Is there a particular gift you need to be more aware of? That you need to be more open to? Today is a good day to reflect on such questions.
During Mass at St. Benedict’s Monastery yesterday afternoon, the priest mentioned his sadness that we no longer celebrate the Octave of Pentecost. Although many of the older nuns in the congregation shook their heads appreciatively at his comment, I was puzzled, never having heard of (or at least not remembering it if I did) the Octave of Pentecost.
A little digging last night revealed that in the traditional Roman liturgical calendar, Pentecost was followed by eight days of celebration of the gifts of the Holy Spirit. The practice of celebrating the Octave ended in 1969. (So I guess I should have remembered it since I must have celebrated it during my Catholic youth.) I didn’t delve deeply enough to discover why it did, although I found a number of sites bemoaning the “reforms” that removed the octave from the liturgical calendar.
Whether or not we “officially” recognize an Octave of Pentecost, we have lost something important if we don’t spend time reflecting on the gifts of the Holy Spirit that have been given to us. They were not, after all, gifts given to us to stick in a closet with the fondue set someone gave us 15 years ago that we never use. Rather, they are ours to help us fulfill our role as disciples of Christ.
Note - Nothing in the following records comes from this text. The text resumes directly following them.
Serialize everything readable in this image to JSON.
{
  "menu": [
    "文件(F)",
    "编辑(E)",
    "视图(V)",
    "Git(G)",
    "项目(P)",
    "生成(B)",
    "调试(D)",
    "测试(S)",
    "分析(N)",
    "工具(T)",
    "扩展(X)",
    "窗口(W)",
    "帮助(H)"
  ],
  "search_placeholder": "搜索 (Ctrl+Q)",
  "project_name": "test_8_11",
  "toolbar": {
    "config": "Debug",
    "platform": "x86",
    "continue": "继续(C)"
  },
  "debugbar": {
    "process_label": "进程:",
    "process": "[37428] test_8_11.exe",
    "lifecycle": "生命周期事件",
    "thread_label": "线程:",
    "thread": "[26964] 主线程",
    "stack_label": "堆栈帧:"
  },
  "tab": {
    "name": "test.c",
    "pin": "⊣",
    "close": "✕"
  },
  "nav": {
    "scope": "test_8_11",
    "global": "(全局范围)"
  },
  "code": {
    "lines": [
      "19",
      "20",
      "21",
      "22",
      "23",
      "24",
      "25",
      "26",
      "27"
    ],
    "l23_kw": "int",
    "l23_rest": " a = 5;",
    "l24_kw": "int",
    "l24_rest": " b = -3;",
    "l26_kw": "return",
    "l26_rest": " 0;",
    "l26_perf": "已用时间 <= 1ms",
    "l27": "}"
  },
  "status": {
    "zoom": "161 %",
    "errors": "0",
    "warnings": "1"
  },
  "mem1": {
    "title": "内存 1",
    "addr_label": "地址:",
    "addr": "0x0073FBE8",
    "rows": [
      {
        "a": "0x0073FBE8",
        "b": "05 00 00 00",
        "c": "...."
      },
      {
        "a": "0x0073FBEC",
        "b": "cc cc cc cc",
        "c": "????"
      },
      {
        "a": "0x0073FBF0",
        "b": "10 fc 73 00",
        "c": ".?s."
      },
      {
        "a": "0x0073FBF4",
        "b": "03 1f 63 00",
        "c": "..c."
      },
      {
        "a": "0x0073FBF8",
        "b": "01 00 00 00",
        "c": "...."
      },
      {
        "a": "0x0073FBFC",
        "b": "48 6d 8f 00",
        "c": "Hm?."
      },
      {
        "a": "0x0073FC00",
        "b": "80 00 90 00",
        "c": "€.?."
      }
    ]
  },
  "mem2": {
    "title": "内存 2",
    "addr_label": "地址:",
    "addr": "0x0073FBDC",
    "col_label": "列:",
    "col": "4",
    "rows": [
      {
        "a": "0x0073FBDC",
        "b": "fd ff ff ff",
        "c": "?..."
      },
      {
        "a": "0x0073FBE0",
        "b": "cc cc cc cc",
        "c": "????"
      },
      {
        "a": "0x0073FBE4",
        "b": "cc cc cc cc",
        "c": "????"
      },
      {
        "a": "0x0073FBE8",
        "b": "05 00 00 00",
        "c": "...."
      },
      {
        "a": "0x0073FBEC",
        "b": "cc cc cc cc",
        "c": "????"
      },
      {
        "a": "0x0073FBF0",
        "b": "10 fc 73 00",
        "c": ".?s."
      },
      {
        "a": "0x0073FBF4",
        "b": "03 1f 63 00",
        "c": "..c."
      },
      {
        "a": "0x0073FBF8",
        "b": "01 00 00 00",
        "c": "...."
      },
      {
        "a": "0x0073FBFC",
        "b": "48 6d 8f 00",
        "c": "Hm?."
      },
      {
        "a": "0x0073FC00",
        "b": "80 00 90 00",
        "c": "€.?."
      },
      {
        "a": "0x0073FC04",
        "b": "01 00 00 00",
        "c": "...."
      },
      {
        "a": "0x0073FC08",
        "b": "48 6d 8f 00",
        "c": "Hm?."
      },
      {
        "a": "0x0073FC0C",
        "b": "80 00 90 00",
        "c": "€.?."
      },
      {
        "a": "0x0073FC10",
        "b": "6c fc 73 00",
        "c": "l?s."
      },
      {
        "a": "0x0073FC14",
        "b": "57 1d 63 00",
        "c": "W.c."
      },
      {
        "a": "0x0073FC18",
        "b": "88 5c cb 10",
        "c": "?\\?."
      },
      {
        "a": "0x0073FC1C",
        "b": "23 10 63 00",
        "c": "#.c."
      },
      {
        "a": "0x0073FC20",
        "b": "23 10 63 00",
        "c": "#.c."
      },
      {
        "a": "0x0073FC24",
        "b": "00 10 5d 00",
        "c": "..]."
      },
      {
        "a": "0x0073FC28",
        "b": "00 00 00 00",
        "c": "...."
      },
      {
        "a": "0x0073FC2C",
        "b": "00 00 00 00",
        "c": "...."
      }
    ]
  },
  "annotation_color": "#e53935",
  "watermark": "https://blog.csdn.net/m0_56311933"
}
We don’t need the Octave placed on the liturgical calendar to spend time reflecting on what the coming of the Spirit means to us. So, as one might of done during the “official” Octave, take some time over these days to reflect on the gifts of Wisdom, Understanding, Knowledge, Counsel, Fortitude, Piety and Fear of the Lord.
Today we celebrate Pentecost Sunday, the culmination and completion of what began with Christ’s Incarnation. Before leaving his disciples, Christ breathed upon them, giving them the Spirit. That same Spirit dwells in each of us.
The Spirit of God dwells in each one of us. If we could remember the reality of what we celebrate on this day, think of how much easier our lives would be.
We would know that we don’t need to go someplace to find God…
We would know that we can’t be separated from our God…
We would know that we are all brothers and sisters, connected at the deepest levels…
We would know that through the power of God working in us we can do so much more than we can imagine.
We would know that though our bodies will one day pass away, we will live in oneness with our God forever.
That seems to me something worth remembering. Blessings on this celebration of Pentecost!
Today the Catholic Church celebrates Pentecost Sunday, the day on which we celebrate the descent of the Holy Spirit on the disciples, an event generally thought of as the event that marks the birth of the Church. What that descent looked like is not something we can speak about with certainty. Acts describes a sudden “noise like a strong driving wind” followed by what appeared to the disciples as “tongues of fire, which parted and came to rest on each one of them.” John says simply that Jesus breathed on the disciples and said to them, “Receive the Holy Spirit.”
However it happened, we know that the disciples were filled with the Holy Spirit and, through the power of that Spirit, able to do marvelous things, far more (in the word of Ephesians) that they could ask for or imagine. In the Opening Prayer of the Pentecost Sunday Mass, we pray
God our Father,
let the Spirit you sent on your Church
to begin the teaching of the Gospel
continue to work in the world
through the hearts of all who believe.
We ask this through our Lord Jesus Christ, your Son,
who lives and reigns with you and the Holy Spirit,
one God, for ever and ever.
As we pray those words, let us also pray that our hearts be open to receive the gifts of the Spirit so that we too, like the disciples, may do marvelous things in the name of our God.